Autonomous vehicles (AV) hold promise for the future of transportation with numerous benefits.  In addition to increased safety, driving experience, and traffic efficiency, AVs are also expected to impact greenhouse gas emissions, air quality and energy use.  Benefited from the advanced automation equipment and system-level assignment strategy, AVs offer unprecedented opportunities to smarter driving.  A large number of studies have already been done in terms of estimating AV's impact on mobility by conducting city level simulation.  However, studies evaluating the environmental impact of AVs and shared AVs (SAVs), which is considered to be an important benefit that AV might bring, based on macro-simulation have been scarce.  The objective of this study is twofold.  First, it is trying to fill the gap by designing a framework to estimate the environmental impact of AVs at a city-level simulation area using agent-based model (ABM). The proposed model could compare the environmental performance of AVs with that of traditional vehicles by designing different scenarios.  Second, it showcases the proposed framework using the case study of the Indianapolis metropolitan area.  An analysis has been done to estimate whether AVs could reduce greenhouse gas and air pollutant emissions and contribute to environmental improvement.

To achieve the research objectives, each individual's (individual is defined as a SAV) status is tracked during the simulation period and an overview for the whole fleet is generated.  Note that both individualized information and overall performance are of interest.  Different from traditional top-down simulation approaches, ABM is set up starting with agents (individuals in the system) and their interaction rules.  Complex systems such as urban AV systems have numerous decision makers (AV, passengers) behaving separately on the basis of different strategies (route searching, vehicle assignment, etc.). ABM approach enables setting specific behavior rules for each agent and as such, ABM is appropriate modeling technique to explore urban AV systems.

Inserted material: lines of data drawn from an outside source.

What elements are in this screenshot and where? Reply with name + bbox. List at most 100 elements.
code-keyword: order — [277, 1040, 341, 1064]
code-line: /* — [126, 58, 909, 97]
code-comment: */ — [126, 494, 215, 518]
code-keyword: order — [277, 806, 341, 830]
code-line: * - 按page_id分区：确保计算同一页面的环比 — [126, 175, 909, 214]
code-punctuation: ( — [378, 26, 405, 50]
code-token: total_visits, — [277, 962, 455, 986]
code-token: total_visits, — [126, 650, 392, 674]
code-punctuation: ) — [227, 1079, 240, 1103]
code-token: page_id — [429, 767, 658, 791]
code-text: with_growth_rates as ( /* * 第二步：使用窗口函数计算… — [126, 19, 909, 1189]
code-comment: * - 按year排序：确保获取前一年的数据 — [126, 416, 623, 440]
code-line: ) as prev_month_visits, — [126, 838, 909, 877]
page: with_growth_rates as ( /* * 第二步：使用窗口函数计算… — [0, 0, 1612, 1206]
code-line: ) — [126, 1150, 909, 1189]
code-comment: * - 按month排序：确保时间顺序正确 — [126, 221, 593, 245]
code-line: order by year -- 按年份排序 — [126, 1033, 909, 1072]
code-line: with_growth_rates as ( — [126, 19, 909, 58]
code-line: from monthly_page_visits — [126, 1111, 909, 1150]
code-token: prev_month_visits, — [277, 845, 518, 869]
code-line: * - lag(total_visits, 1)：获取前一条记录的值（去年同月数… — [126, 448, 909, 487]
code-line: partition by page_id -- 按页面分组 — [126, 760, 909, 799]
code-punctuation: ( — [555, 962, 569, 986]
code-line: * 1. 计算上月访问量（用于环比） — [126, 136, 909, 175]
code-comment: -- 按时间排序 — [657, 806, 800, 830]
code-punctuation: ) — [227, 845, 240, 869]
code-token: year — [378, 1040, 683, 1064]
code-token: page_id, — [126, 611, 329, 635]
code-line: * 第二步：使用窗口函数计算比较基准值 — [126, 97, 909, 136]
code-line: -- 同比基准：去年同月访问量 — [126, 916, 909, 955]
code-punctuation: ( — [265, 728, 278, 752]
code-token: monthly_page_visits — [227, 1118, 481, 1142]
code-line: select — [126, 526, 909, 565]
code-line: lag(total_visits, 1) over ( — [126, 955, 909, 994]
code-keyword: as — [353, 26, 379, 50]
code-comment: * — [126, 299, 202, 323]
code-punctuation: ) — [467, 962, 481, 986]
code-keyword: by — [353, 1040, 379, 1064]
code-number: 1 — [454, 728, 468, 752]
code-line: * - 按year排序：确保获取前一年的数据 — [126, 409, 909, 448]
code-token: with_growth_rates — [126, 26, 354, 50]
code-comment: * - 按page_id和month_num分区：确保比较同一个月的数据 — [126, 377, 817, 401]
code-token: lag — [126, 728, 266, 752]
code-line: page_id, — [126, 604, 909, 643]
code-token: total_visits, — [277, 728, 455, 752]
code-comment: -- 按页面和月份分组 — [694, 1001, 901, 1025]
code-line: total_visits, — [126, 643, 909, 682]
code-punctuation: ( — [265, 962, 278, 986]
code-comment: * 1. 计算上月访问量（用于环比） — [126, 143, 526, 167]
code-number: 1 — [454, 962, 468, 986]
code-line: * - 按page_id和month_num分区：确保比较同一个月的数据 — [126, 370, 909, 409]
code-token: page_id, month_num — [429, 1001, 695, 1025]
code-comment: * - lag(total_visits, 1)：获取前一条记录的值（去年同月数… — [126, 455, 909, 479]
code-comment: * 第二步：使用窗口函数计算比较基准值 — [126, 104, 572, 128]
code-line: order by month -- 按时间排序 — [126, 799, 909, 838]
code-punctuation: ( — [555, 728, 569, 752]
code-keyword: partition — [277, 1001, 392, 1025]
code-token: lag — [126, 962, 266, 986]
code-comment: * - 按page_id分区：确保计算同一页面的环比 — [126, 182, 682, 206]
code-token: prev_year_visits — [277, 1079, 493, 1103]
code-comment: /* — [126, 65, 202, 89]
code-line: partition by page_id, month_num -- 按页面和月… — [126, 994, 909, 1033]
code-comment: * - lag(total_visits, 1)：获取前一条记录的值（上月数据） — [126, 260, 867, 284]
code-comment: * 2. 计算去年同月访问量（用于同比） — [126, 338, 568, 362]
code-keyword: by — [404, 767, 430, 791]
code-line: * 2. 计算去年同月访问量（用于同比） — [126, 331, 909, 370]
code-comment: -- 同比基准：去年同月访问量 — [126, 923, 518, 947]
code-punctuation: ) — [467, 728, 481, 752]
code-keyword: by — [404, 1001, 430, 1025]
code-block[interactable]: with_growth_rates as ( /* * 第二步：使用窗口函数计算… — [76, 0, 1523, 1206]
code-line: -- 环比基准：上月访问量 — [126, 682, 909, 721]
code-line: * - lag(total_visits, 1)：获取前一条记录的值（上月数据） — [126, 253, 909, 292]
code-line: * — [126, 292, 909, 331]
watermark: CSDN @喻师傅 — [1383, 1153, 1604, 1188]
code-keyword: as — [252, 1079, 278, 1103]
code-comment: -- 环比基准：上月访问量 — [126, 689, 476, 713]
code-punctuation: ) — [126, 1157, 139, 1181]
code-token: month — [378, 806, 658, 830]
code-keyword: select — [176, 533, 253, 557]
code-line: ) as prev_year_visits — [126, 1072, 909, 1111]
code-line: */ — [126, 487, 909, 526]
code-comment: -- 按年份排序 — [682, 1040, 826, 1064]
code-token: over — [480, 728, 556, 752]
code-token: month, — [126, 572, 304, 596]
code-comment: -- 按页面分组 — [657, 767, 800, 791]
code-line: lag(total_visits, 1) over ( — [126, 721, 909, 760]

The proposed simulation model operates by generating personal-trips in each traffic analysis zone (TAZ) throughout the real road network across Indianapolis metropolitan area during the morning commuting period.  The network and traffic TAZ data for Indianapolis metropolitan area was collected from United States Census Bureau website.  Commuting origin-destination (OD) matrix data was collected from the Census Transportation Planning Products Program (CTPP) website. The model framework was built on two important agents (passengers and SAVs), and the simulation steps were grouped into three steps: 1) generating demand; 2) dispatching SAVs; and 3) monitoring fleet performance.  Different scenarios have been designed to test the impact of fleet size and fleet composition on greenhouse gas emissions, air pollutants, and energy consumption.